Cris Rocha
da gravura e além
Suas composições – notáveis pelo lirismo – não revelam de imediato que tudo nelas é digitalmente controlado. Em seus trabalhos sobre papel mais recentes, lida com a fragmentação/fusão de gravuras. Essa prática lhe permite criar tanto obras de caráter intimista como grandes painéis. Estamos diante de uma poética em construção.
Maria Alice Milliet
curadora






Cris Rocha
da gravura e além
Em 2000, Cris Rocha veio de Porto Alegre para São Paulo, trazendo na bagagem o que pôde salvar de seu currículo de jovem artista: entre pinturas e gravuras, vieram tiras de papel contendo longas sequências de pequenas imagens gravadas em metal semelhantes a fotogramas de um filme. Quase vinte anos depois, essas miniaturas saíram da gaveta, dando origem a uma série de trabalhos altamente sofisticados. A recuperação desse material se deu em fase de intensa experimentação em que a artista, atraída pelos novos meios de produção de imagens, passou a usar recursos digitais na constituição de suas obras.
Nos anos de formação, Cris oscilou entre gravura e pintura até que a gravação em metal se impôs como disciplina e fundamento de sua criação.
Entretanto, o gosto pelo pictórico permaneceu em sua obra gráfica e nos trabalhos mais recentes cuja fatura incorpora tecnologia digital.
Para Cris, a gravura deixou de ser produto final e se converteu em signo inaugural de um processo criativo que inclui a combinação, o tratamento e a impressão de imagens digitais.
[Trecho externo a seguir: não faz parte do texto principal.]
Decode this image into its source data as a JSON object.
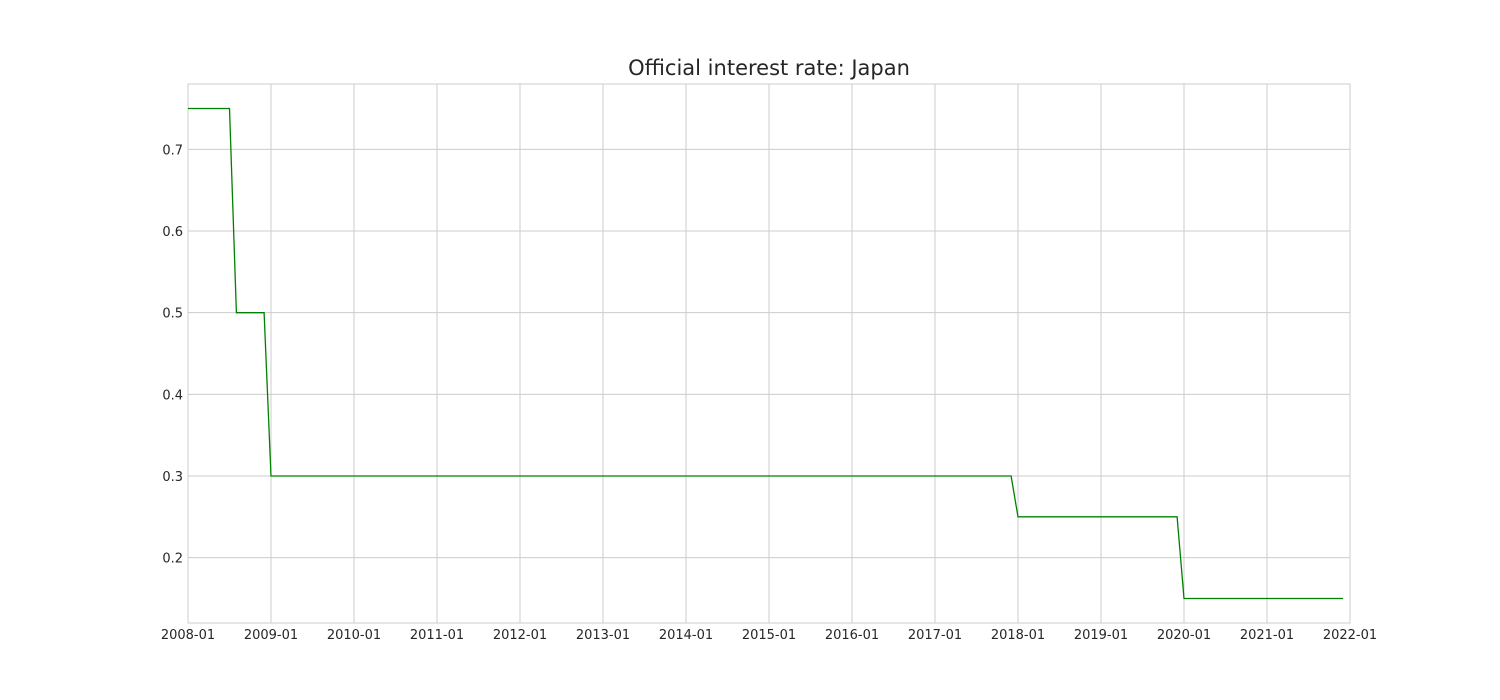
{
  "chart_data": {
    "type": "line",
    "title": "Official interest rate: Japan",
    "xlabel": "",
    "ylabel": "",
    "x_tick_labels": [
      "2008-01",
      "2009-01",
      "2010-01",
      "2011-01",
      "2012-01",
      "2013-01",
      "2014-01",
      "2015-01",
      "2016-01",
      "2017-01",
      "2018-01",
      "2019-01",
      "2020-01",
      "2021-01",
      "2022-01"
    ],
    "y_ticks": [
      0.2,
      0.3,
      0.4,
      0.5,
      0.6,
      0.7
    ],
    "y_tick_labels": [
      "0.2",
      "0.3",
      "0.4",
      "0.5",
      "0.6",
      "0.7"
    ],
    "xlim": [
      "2008-01",
      "2022-01"
    ],
    "ylim": [
      0.12,
      0.78
    ],
    "grid": true,
    "series": [
      {
        "color": "#008000",
        "points": [
          {
            "x": "2008-01",
            "y": 0.75
          },
          {
            "x": "2008-07",
            "y": 0.75
          },
          {
            "x": "2008-08",
            "y": 0.5
          },
          {
            "x": "2008-12",
            "y": 0.5
          },
          {
            "x": "2009-01",
            "y": 0.3
          },
          {
            "x": "2017-12",
            "y": 0.3
          },
          {
            "x": "2018-01",
            "y": 0.25
          },
          {
            "x": "2019-12",
            "y": 0.25
          },
          {
            "x": "2020-01",
            "y": 0.15
          },
          {
            "x": "2021-12",
            "y": 0.15
          }
        ]
      }
    ]
  }
}
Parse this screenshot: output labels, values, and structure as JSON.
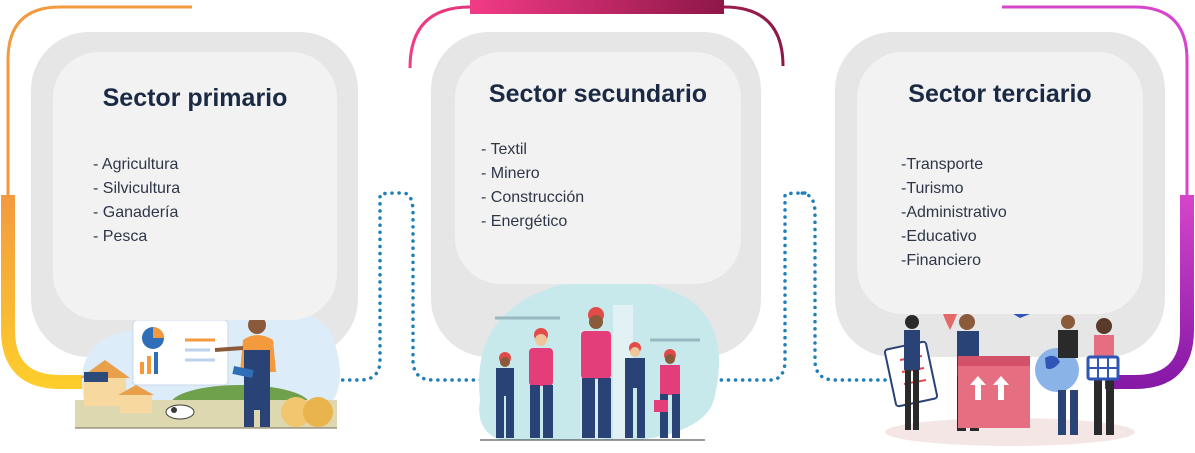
{
  "sectors": [
    {
      "title": "Sector primario",
      "items": [
        "- Agricultura",
        "- Silvicultura",
        "- Ganadería",
        "- Pesca"
      ],
      "accent_top": "#f5a13c",
      "accent_bottom": "#fcc62f"
    },
    {
      "title": "Sector secundario",
      "items": [
        "- Textil",
        "- Minero",
        "- Construcción",
        "- Energético"
      ],
      "accent_top": "#ec3f7f",
      "accent_bottom": "#8b1a4a"
    },
    {
      "title": "Sector terciario",
      "items": [
        "-Transporte",
        "-Turismo",
        "-Administrativo",
        "-Educativo",
        "-Financiero"
      ],
      "accent_top": "#d946c8",
      "accent_bottom": "#8b1fa4"
    }
  ],
  "connector_color": "#1f7fb8",
  "card_background": "#f2f2f2"
}
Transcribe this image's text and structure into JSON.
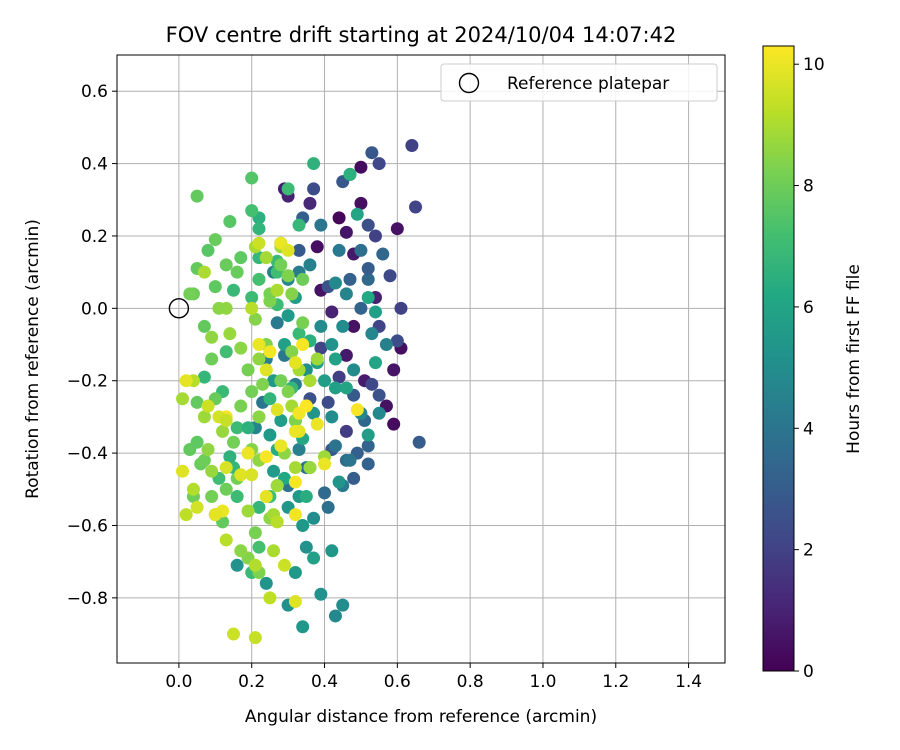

Para entender melhor como procede, basta observar o que acontece com as miniaturas: cada uma delas gera um registro digital passível de ser manipulado eletronicamente.
Como se sabe, a exploração virtual abre para uma infinidade de caminhos. Diante de tantas opções e da necessidade de fazer escolhas, os artistas, muito frequentemente, se deixam guiar pela sensibilidade poética em suas decisões. Cris não faz diferente. Suas composições – notáveis pelo lirismo – não revelam de imediato que tudo nelas é digitalmente controlado.
Em algumas séries, linhas ondulantes e manchas difusas sugerem paisagens aquáticas. Trata-se de um mundo de formas sinuosas, de reflexos e transparências, de um mundo regido pela luz. Algumas dessas imagens evocam o alvorecer à beira de um rio, quando a luz invernal deixa entrever os delicados capins que afloram na superfície d’água. Nada perturba a quietude da manhã…
A impressão que se tem é de que a artista partiu da observação da natureza. Mas não. Essa plasticidade luminosa decorre da combinação de fundos de cor obtidos por gravações em água-tinta e lavis aos quais se sobrepõem traços enérgicos gravados à ponta-seca e água-forte sobre chapas de metal. Os cortes, ampliações e fusões necessários para produção dessas imagens são operados por profissionais da informática, sob orientação da artista. O que temos não são paisagens, representações da natureza, e sim, os resultados de uma poética em construção.